No. This is not true. You can run an incremental backup without running a full, but it not recommended.

 

Further, can one assume that a full backup would be allowed to expire before the DEPENDENT incremental backups?

The OPP for the full and incremental backups are independent.  It is up to you to manage the data.

 

I would STRONGLY recommend that you read the Admin Guide before proceeding further.  It is not point relying on other people's interpretation.  Get a good understanding so that you can separate the wheat from the chaff.

pkh
Moderator
Moderator
   VIP    Certified

 I want to retain all backups within the dedup folder for 6-months (operational backup)

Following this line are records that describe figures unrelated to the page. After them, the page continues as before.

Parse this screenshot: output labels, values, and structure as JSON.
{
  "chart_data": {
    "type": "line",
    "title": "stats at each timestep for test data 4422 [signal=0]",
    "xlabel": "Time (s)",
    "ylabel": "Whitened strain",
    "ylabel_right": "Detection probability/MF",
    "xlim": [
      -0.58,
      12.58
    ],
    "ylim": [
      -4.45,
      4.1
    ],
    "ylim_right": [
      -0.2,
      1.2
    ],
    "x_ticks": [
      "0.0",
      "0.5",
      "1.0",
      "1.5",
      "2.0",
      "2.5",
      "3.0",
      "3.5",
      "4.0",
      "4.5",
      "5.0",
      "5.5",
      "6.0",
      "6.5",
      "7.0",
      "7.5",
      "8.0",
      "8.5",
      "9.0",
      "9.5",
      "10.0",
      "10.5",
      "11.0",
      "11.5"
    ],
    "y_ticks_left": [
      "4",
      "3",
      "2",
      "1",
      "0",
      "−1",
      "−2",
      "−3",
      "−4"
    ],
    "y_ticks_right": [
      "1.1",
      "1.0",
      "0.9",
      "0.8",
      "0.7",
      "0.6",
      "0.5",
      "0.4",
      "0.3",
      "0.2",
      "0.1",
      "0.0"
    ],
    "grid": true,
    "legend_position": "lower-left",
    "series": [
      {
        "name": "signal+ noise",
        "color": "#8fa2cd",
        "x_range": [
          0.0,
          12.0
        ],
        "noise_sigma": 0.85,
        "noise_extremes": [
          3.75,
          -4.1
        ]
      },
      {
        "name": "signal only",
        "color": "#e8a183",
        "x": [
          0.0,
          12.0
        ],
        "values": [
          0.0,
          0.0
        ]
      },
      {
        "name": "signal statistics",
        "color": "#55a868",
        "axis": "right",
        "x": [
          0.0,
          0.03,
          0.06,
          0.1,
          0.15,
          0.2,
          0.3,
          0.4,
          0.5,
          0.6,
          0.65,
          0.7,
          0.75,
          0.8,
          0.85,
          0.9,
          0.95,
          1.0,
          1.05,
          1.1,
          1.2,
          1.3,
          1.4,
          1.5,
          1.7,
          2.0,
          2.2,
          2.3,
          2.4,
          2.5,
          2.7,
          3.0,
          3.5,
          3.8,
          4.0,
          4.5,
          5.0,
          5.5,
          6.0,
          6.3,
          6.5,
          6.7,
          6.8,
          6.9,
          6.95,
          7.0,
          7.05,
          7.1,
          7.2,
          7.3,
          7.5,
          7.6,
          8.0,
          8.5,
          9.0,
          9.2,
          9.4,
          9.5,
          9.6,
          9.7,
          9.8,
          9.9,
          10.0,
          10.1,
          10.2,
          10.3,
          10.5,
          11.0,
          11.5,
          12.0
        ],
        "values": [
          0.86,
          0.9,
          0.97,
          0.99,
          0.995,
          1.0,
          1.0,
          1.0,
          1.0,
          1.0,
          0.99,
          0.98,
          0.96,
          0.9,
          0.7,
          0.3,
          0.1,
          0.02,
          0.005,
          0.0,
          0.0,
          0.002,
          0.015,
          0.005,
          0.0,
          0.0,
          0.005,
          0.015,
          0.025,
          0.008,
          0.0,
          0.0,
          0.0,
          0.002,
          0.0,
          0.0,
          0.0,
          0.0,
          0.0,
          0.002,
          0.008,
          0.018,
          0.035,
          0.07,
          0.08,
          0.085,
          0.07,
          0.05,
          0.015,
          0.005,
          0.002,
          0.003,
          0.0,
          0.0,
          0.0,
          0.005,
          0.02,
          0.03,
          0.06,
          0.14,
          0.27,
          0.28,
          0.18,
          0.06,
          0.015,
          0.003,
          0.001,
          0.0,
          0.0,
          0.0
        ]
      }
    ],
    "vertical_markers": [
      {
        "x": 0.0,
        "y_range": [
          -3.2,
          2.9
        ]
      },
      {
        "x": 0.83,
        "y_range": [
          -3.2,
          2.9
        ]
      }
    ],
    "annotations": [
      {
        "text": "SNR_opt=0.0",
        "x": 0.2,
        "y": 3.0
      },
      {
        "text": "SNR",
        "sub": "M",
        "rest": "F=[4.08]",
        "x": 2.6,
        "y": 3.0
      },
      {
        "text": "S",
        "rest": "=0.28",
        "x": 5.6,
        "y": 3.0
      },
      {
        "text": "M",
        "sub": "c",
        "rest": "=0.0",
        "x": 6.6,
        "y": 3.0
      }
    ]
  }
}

Do make sure that you have sufficient disk space and RAM to do so.  You are suppose to have 1.5GB of RAM per TB of data stored.

I think you should take note of Teiva-boy's comment regarding the price/functionalities of Networker and BE.

robnicholson
Level 6

Do make sure that you have sufficient disk space and RAM to do so.  You are suppose to have 1.5GB of RAM per TB of data stored.

On our installation, BE 2010 R3 complains if there is less than 8GB of RAM.

Cheers, Rob.

robnicholson
Level 6

I stand corrected - yes, BE now does have this feature but it's an extra cost whereas personally, I would have thought it should be part of the deduplication license option as without it, dedupe isn't as powerful as it could be.

And with this option, you can only perform full and incrementals. Doesn't let you do differential which makes sense.

Cheers, Rob.